Something in the Works for the EaDo Coffee Building; The Impending Flood of Metro Bus Route Complaints


Photo: o texano via Swamplot Flickr Pool


9 Comment

  • Happy to see Cheek-Neal avoid the wrecking ball. I wonder how the person who spray painted “remuv the past” on the façade must feel.

  • RE: Metro Prepares to Handle 25% More Complaints

    While it is nice that they are “preparing” for more complaints*, constantly monkeying around with routes is not the way to increase the pathetic ridership.

    Since I want to be helpful, here are some ways to boost ridership (no charge to Metro!):
    1. Make those buses roll on time per their schedule. Put cash incentives and demerits on drivers to have them hustle.
    2. Increase frequency of buses along arterial streets. No one wants to wait outside for very long for a bus.
    3. Elevate the future rail lines: speed is of the essence on a rail line. Otherwise, you could just throw a bus on that route.
    4. Make current rail lines (pitiful as they are) move faster. If I can walk faster than them, there is no need for it.

    * If they want a cost-effective way to “prepare”, I can suggest that they unplug the phone. Takes 30 minutes and little cost. Now they can get back to actually working.

  • I think Major Market would get comment of the day. I,m sure by now though, the grass and bushes are starting to get completely overgrown at Swamplot HQ.

  • @Major You correctly identify problems Metro faces today as well as in the future. However, I’m going to quibble with one of your proposed solutions: “Put cash incentives and demerits on drivers to have them hustle.” Falling behind schedule is often due to external influences not planned for in the schedule (ie. wrecks, construction). As such, placing the burden on drivers is generally unfair, and providing potential incentive or otherwise demerits is patently unsafe.

  • “Increase frequency of buses along arterial streets” is exactly what METRO is trying to accomplish through the new bus betwork.

    I hope the Cheek-Neal buyers took a look at TxDOT’s plans to reroute I-45 east of downtown, and their right-of-way needs, before making their purchase.

  • I humbly submit some better ideas for Metro:

    1. Put GPS, accurate time indicators and route optimization in place to avoid bunching and let people know within seconds when a bus will *actually* appear. This is not new or difficult, and many cities and colleges have done with great success (i.e. Georgia Tech).
    2. If you’re going to elevate rail lines, spend the money on the bus system instead. Covered stops, nicer buses, even more frequent service would all together cost less than a single mile of sexy elevated rail.
    3. Optimize traffic signals and patterns on the existing rail lines. Drive down Fannin or Main during peak transit hours and tell me there isn’t a lot of room to improve both rail and car throughput.

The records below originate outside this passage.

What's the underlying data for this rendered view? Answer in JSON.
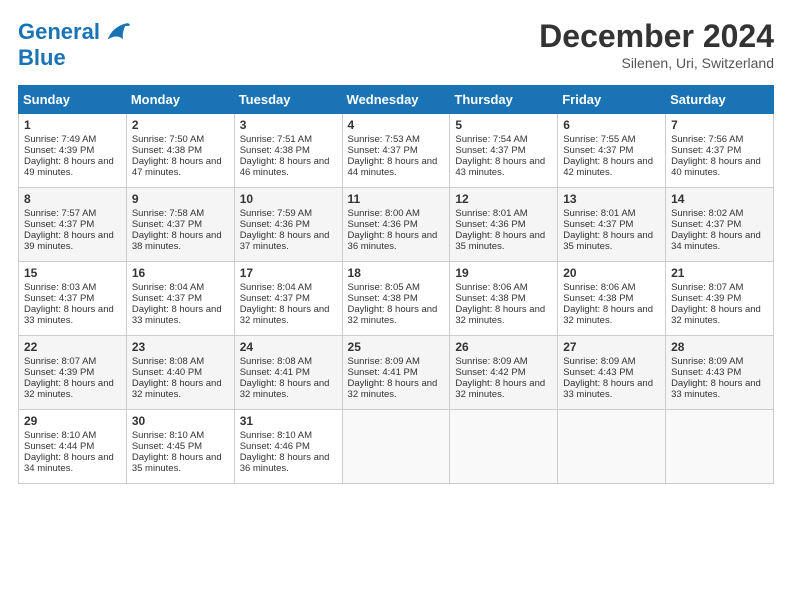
{
  "header": {
    "logo_line1": "General",
    "logo_line2": "Blue",
    "month": "December 2024",
    "location": "Silenen, Uri, Switzerland"
  },
  "days_of_week": [
    "Sunday",
    "Monday",
    "Tuesday",
    "Wednesday",
    "Thursday",
    "Friday",
    "Saturday"
  ],
  "weeks": [
    [
      {
        "day": "1",
        "sunrise": "Sunrise: 7:49 AM",
        "sunset": "Sunset: 4:39 PM",
        "daylight": "Daylight: 8 hours and 49 minutes."
      },
      {
        "day": "2",
        "sunrise": "Sunrise: 7:50 AM",
        "sunset": "Sunset: 4:38 PM",
        "daylight": "Daylight: 8 hours and 47 minutes."
      },
      {
        "day": "3",
        "sunrise": "Sunrise: 7:51 AM",
        "sunset": "Sunset: 4:38 PM",
        "daylight": "Daylight: 8 hours and 46 minutes."
      },
      {
        "day": "4",
        "sunrise": "Sunrise: 7:53 AM",
        "sunset": "Sunset: 4:37 PM",
        "daylight": "Daylight: 8 hours and 44 minutes."
      },
      {
        "day": "5",
        "sunrise": "Sunrise: 7:54 AM",
        "sunset": "Sunset: 4:37 PM",
        "daylight": "Daylight: 8 hours and 43 minutes."
      },
      {
        "day": "6",
        "sunrise": "Sunrise: 7:55 AM",
        "sunset": "Sunset: 4:37 PM",
        "daylight": "Daylight: 8 hours and 42 minutes."
      },
      {
        "day": "7",
        "sunrise": "Sunrise: 7:56 AM",
        "sunset": "Sunset: 4:37 PM",
        "daylight": "Daylight: 8 hours and 40 minutes."
      }
    ],
    [
      {
        "day": "8",
        "sunrise": "Sunrise: 7:57 AM",
        "sunset": "Sunset: 4:37 PM",
        "daylight": "Daylight: 8 hours and 39 minutes."
      },
      {
        "day": "9",
        "sunrise": "Sunrise: 7:58 AM",
        "sunset": "Sunset: 4:37 PM",
        "daylight": "Daylight: 8 hours and 38 minutes."
      },
      {
        "day": "10",
        "sunrise": "Sunrise: 7:59 AM",
        "sunset": "Sunset: 4:36 PM",
        "daylight": "Daylight: 8 hours and 37 minutes."
      },
      {
        "day": "11",
        "sunrise": "Sunrise: 8:00 AM",
        "sunset": "Sunset: 4:36 PM",
        "daylight": "Daylight: 8 hours and 36 minutes."
      },
      {
        "day": "12",
        "sunrise": "Sunrise: 8:01 AM",
        "sunset": "Sunset: 4:36 PM",
        "daylight": "Daylight: 8 hours and 35 minutes."
      },
      {
        "day": "13",
        "sunrise": "Sunrise: 8:01 AM",
        "sunset": "Sunset: 4:37 PM",
        "daylight": "Daylight: 8 hours and 35 minutes."
      },
      {
        "day": "14",
        "sunrise": "Sunrise: 8:02 AM",
        "sunset": "Sunset: 4:37 PM",
        "daylight": "Daylight: 8 hours and 34 minutes."
      }
    ],
    [
      {
        "day": "15",
        "sunrise": "Sunrise: 8:03 AM",
        "sunset": "Sunset: 4:37 PM",
        "daylight": "Daylight: 8 hours and 33 minutes."
      },
      {
        "day": "16",
        "sunrise": "Sunrise: 8:04 AM",
        "sunset": "Sunset: 4:37 PM",
        "daylight": "Daylight: 8 hours and 33 minutes."
      },
      {
        "day": "17",
        "sunrise": "Sunrise: 8:04 AM",
        "sunset": "Sunset: 4:37 PM",
        "daylight": "Daylight: 8 hours and 32 minutes."
      },
      {
        "day": "18",
        "sunrise": "Sunrise: 8:05 AM",
        "sunset": "Sunset: 4:38 PM",
        "daylight": "Daylight: 8 hours and 32 minutes."
      },
      {
        "day": "19",
        "sunrise": "Sunrise: 8:06 AM",
        "sunset": "Sunset: 4:38 PM",
        "daylight": "Daylight: 8 hours and 32 minutes."
      },
      {
        "day": "20",
        "sunrise": "Sunrise: 8:06 AM",
        "sunset": "Sunset: 4:38 PM",
        "daylight": "Daylight: 8 hours and 32 minutes."
      },
      {
        "day": "21",
        "sunrise": "Sunrise: 8:07 AM",
        "sunset": "Sunset: 4:39 PM",
        "daylight": "Daylight: 8 hours and 32 minutes."
      }
    ],
    [
      {
        "day": "22",
        "sunrise": "Sunrise: 8:07 AM",
        "sunset": "Sunset: 4:39 PM",
        "daylight": "Daylight: 8 hours and 32 minutes."
      },
      {
        "day": "23",
        "sunrise": "Sunrise: 8:08 AM",
        "sunset": "Sunset: 4:40 PM",
        "daylight": "Daylight: 8 hours and 32 minutes."
      },
      {
        "day": "24",
        "sunrise": "Sunrise: 8:08 AM",
        "sunset": "Sunset: 4:41 PM",
        "daylight": "Daylight: 8 hours and 32 minutes."
      },
      {
        "day": "25",
        "sunrise": "Sunrise: 8:09 AM",
        "sunset": "Sunset: 4:41 PM",
        "daylight": "Daylight: 8 hours and 32 minutes."
      },
      {
        "day": "26",
        "sunrise": "Sunrise: 8:09 AM",
        "sunset": "Sunset: 4:42 PM",
        "daylight": "Daylight: 8 hours and 32 minutes."
      },
      {
        "day": "27",
        "sunrise": "Sunrise: 8:09 AM",
        "sunset": "Sunset: 4:43 PM",
        "daylight": "Daylight: 8 hours and 33 minutes."
      },
      {
        "day": "28",
        "sunrise": "Sunrise: 8:09 AM",
        "sunset": "Sunset: 4:43 PM",
        "daylight": "Daylight: 8 hours and 33 minutes."
      }
    ],
    [
      {
        "day": "29",
        "sunrise": "Sunrise: 8:10 AM",
        "sunset": "Sunset: 4:44 PM",
        "daylight": "Daylight: 8 hours and 34 minutes."
      },
      {
        "day": "30",
        "sunrise": "Sunrise: 8:10 AM",
        "sunset": "Sunset: 4:45 PM",
        "daylight": "Daylight: 8 hours and 35 minutes."
      },
      {
        "day": "31",
        "sunrise": "Sunrise: 8:10 AM",
        "sunset": "Sunset: 4:46 PM",
        "daylight": "Daylight: 8 hours and 36 minutes."
      },
      null,
      null,
      null,
      null
    ]
  ]
}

  • @J: I appreciate the appreciation – and for the suggestions on changes to my proposals.
    @ detroux: I can see how the cash incentives and demerits may be beyond the drivers’ control and could impel them to drive less safely. So, I’m willing to let that plan go.
    @ Thomas: Well, I’m glad the newfangled plan will increase the frequency of buses along arterial lines. I would have hoped that it wasn’t every 15 minutes. Every 7 minutes would be a good way to pick up the pace.
    @ feh: I used to be a fan of adding light rail to our town but I’ve seen how inept and inefficient Metro has been in doing what little it has laid out. So, their incompetence has changed my mind on the utility of light rail in our fair city. I can agree that we could use the “rail elevation” money to really pimp out our bus network: more buses, throw more cash at the city for street repair, better bus shelters.
    And your idea is excellent to add a real-time app that can tell users when the next bus is arriving. I used Portland’s (OR) app for their bus/rail network during a visit and it worked great! How come such cutting edge technology escapes the METRO Brain Trust?

  • No one reads anymore.
    1. A lot of major routes will be much more frequent. My route, Westheimer (arterial), will be every 8 minutes during peak time.
    2. Metro already has an app that tells you to the minute when a bus is arriving. Though not perfect, it is very close and a big improvement. It’s at least a year old.
    3. Swamplot is full of people who don’t ride Metro stating things that should change for them to ride metro.

  • The TXDOT work on downtown sounds like a disaster.